Conclusions and Future Work
We have presented a system that enables the rendering of globally illuminated images of large, complex scenes. We achieved this goal by developing an efficient out-of-core data-management layer, and coupling this with an application layer containing a path tracer. The system effectively exploits hybrid resources to accelerate rendering and optimize memory utilization, resulting in robust scalability when compared to related systems.
Although we are mostly interested in leveraging our data management framework for graphics applications, the framework should work well in situations where there is a large amount of static data used, and where the application can benefit from GPU acceleration. The only requirement for algorithms is that they map to the concepts of transient and static data and kernels.
The system is currently implemented in such a way that all transient data is assumed to be in-core. This assumption can fail, and in this case we rely on the operating system to handle swapping for us. As a consequence, we limit the amount of concurrent work generated in our Control kernel, in order to keep the queues in-core. In the future, efforts should generate out-of-core queues, which would allow running more tasks concurrently.
Currently each node's cache is independent of one another, and each node has a copy of all data in its local disk. If a high-speed interconnect is employed, sharing caches between nodes may be faster than reading from disk. Future work could investigate this extension of the static data cache.
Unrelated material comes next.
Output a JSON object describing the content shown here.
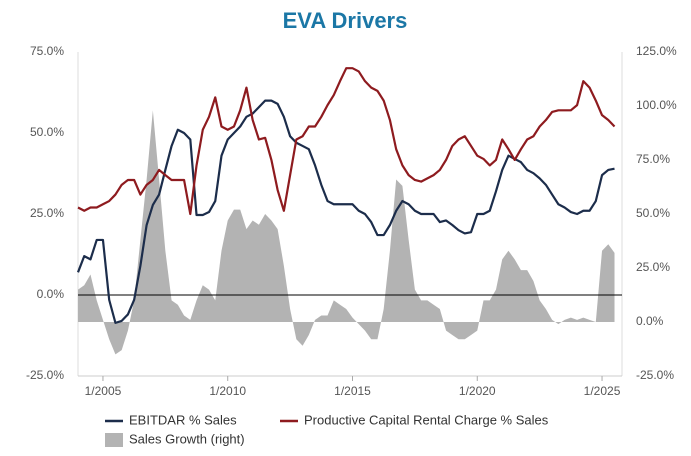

Our application scales well with scene size, and also shows reasonable scalability with single node resources as well as scalability with additional nodes. However, as with all frameworks of this type, scheduling improvements, such as disk-load-aware pre-fetching, coupled with intelligent assistance of cache eviction policy are important for increasing both the scalability and performance of the system, and we will continue to pursue these improvements.